8. A comment is passing regarding GPA. I don't disagree that we need to have smart candidates for medicine (in a humorous way, maybe those of us doing other disciplines are low IQ-ed!). But evidences I gather from some of my friends who are now doctors give me encouragement. GPA is not the only measurement for medical success. I have seen people who are very smart during my days at KGVI (82-88), but have squandered medical opportunities and never recovered. Others who aren't smart but who optimised their opportunities with passion are now serving SI in different offices, including in the medical practice. I look to these examples and convinced myself that one can achieve anything if you are deeply passionate about it, work hard, and the medical profession is no exception;

9. Finally, readers may also like to know that the $$-allowance for international students (not only SI-ders) under these medical exchange scholarships is just USD20.00 per month (a legal regulation in Cuba). And candidates can only return after six yrs (no holidays bro!), however the good news is that they will learn Spanish.
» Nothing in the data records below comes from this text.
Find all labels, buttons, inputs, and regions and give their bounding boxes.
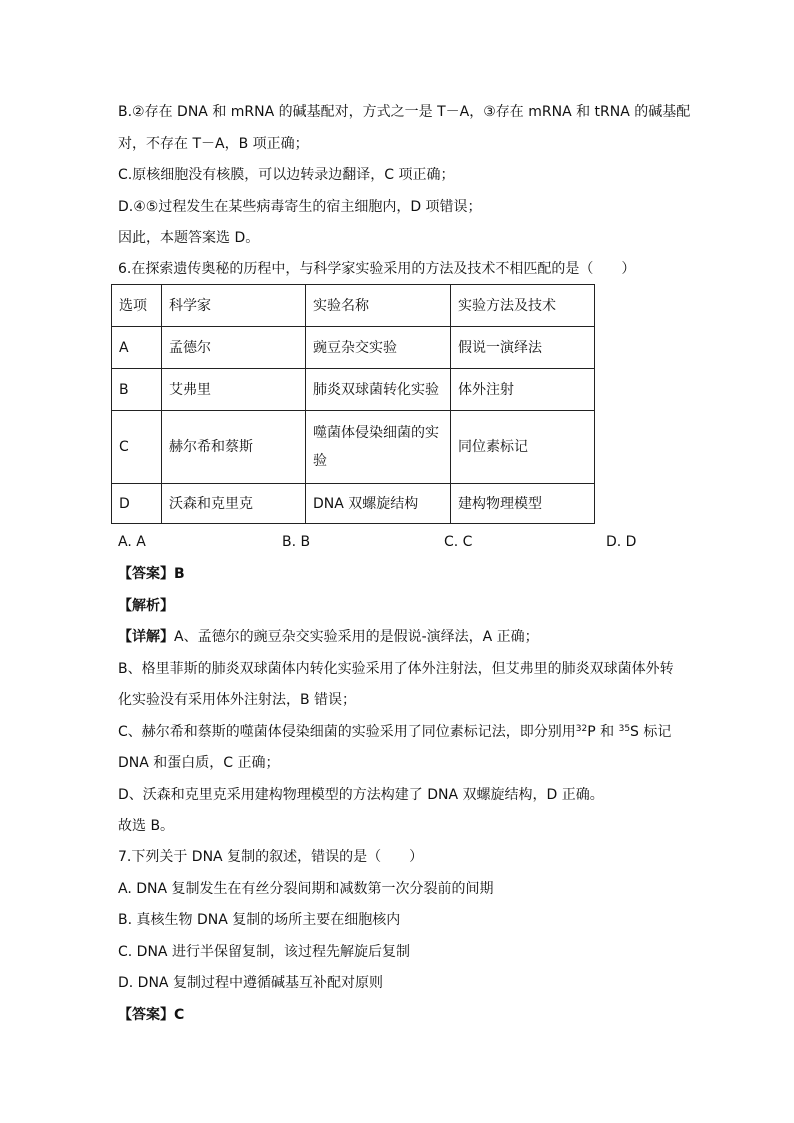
q7-option-a: A. DNA 复制发生在有丝分裂间期和减数第一次分裂前的间期 bbox=[118, 881, 494, 897]
detail-line-b2: 化实验没有采用体外注射法，B 错误； bbox=[118, 692, 357, 708]
explanation-line-c: C.原核细胞没有核膜，可以边转录边翻译，C 项正确； bbox=[118, 167, 455, 183]
q7-option-b: B. 真核生物 DNA 复制的场所主要在细胞核内 bbox=[118, 912, 401, 928]
table-cell: 孟德尔 bbox=[162, 327, 306, 369]
table-cell: 赫尔希和蔡斯 bbox=[162, 411, 306, 484]
option-b: B. B bbox=[282, 534, 311, 550]
isotope-35: 35 bbox=[618, 724, 631, 734]
table-cell: A bbox=[112, 327, 162, 369]
table-cell: 建构物理模型 bbox=[451, 484, 595, 524]
table-cell: 沃森和克里克 bbox=[162, 484, 306, 524]
table-row bbox=[112, 411, 595, 484]
question-6-stem: 6.在探索遗传奥秘的历程中，与科学家实验采用的方法及技术不相匹配的是（ ） bbox=[118, 261, 636, 277]
explanation-line-b2: 对，不存在 T－A，B 项正确； bbox=[118, 136, 309, 152]
explanation-conclusion: 因此，本题答案选 D。 bbox=[118, 230, 260, 246]
table-cell: C bbox=[112, 411, 162, 484]
question-6-analysis-title: 【解析】 bbox=[118, 598, 174, 614]
question-6-table bbox=[111, 284, 595, 524]
table-row bbox=[112, 369, 595, 411]
table-header-cell: 实验名称 bbox=[306, 285, 451, 327]
table-header-cell: 选项 bbox=[112, 285, 162, 327]
table-cell: 假说一演绎法 bbox=[451, 327, 595, 369]
table-cell: 豌豆杂交实验 bbox=[306, 327, 451, 369]
explanation-line-b1: B.②存在 DNA 和 mRNA 的碱基配对，方式之一是 T－A，③存在 mRNA 和 tRNA 的碱基配 bbox=[118, 104, 691, 120]
table-cell: 肺炎双球菌转化实验 bbox=[306, 369, 451, 411]
question-7-stem: 7.下列关于 DNA 复制的叙述，错误的是（ ） bbox=[118, 849, 424, 865]
detail-line-c1 bbox=[118, 722, 671, 742]
q7-option-d: D. DNA 复制过程中遵循碱基互补配对原则 bbox=[118, 975, 383, 991]
option-d: D. D bbox=[606, 534, 637, 550]
question-6-conclusion: 故选 B。 bbox=[118, 818, 175, 834]
table-header-cell: 实验方法及技术 bbox=[451, 285, 595, 327]
detail-line-d: D、沃森和克里克采用建构物理模型的方法构建了 DNA 双螺旋结构，D 正确。 bbox=[118, 787, 604, 803]
question-6-options bbox=[118, 532, 638, 552]
table-cell: 艾弗里 bbox=[162, 369, 306, 411]
detail-c1-text: C、赫尔希和蔡斯的噬菌体侵染细菌的实验采用了同位素标记法，即分别用 bbox=[118, 724, 576, 740]
table-cell: DNA 双螺旋结构 bbox=[306, 484, 451, 524]
detail-label: 【详解】 bbox=[118, 629, 174, 645]
detail-line-a bbox=[118, 627, 539, 647]
table-cell: 同位素标记 bbox=[451, 411, 595, 484]
isotope-32: 32 bbox=[575, 724, 588, 734]
detail-line-b1: B、格里菲斯的肺炎双球菌体内转化实验采用了体外注射法，但艾弗里的肺炎双球菌体外转 bbox=[118, 661, 674, 677]
table-cell: 噬菌体侵染细菌的实验 bbox=[306, 411, 451, 484]
table-cell: 体外注射 bbox=[451, 369, 595, 411]
option-a: A. A bbox=[118, 534, 146, 550]
detail-text-a: A、孟德尔的豌豆杂交实验采用的是假说-演绎法，A 正确； bbox=[174, 629, 539, 645]
explanation-line-d: D.④⑤过程发生在某些病毒寄生的宿主细胞内，D 项错误； bbox=[118, 199, 482, 215]
option-c: C. C bbox=[444, 534, 473, 550]
table-header-cell: 科学家 bbox=[162, 285, 306, 327]
table-cell: B bbox=[112, 369, 162, 411]
table-row bbox=[112, 484, 595, 524]
q7-option-c: C. DNA 进行半保留复制，该过程先解旋后复制 bbox=[118, 944, 410, 960]
question-6-answer: 【答案】B bbox=[118, 566, 185, 582]
detail-c1-post: S 标记 bbox=[630, 724, 672, 740]
table-cell: D bbox=[112, 484, 162, 524]
question-7-answer: 【答案】C bbox=[118, 1007, 185, 1023]
table-header-row bbox=[112, 285, 595, 327]
table-row bbox=[112, 327, 595, 369]
detail-line-c2: DNA 和蛋白质，C 正确； bbox=[118, 755, 280, 771]
detail-c1-mid: P 和 bbox=[587, 724, 615, 740]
10. I may not know much about how students are selected in the past, but this I know well: I did participate in the screening for the first group to Havana with the best of my knowledge, used within the honest application of the SC responsibilities.

11. I wish our students in Cuba all the best in studies, and to the readers - Muchas Gracias

Disclaimer: The views and opinions expressed in this letter/article are those of George Hoa'au and do not necessarily reflect the official policy or position of Solomon Times Online.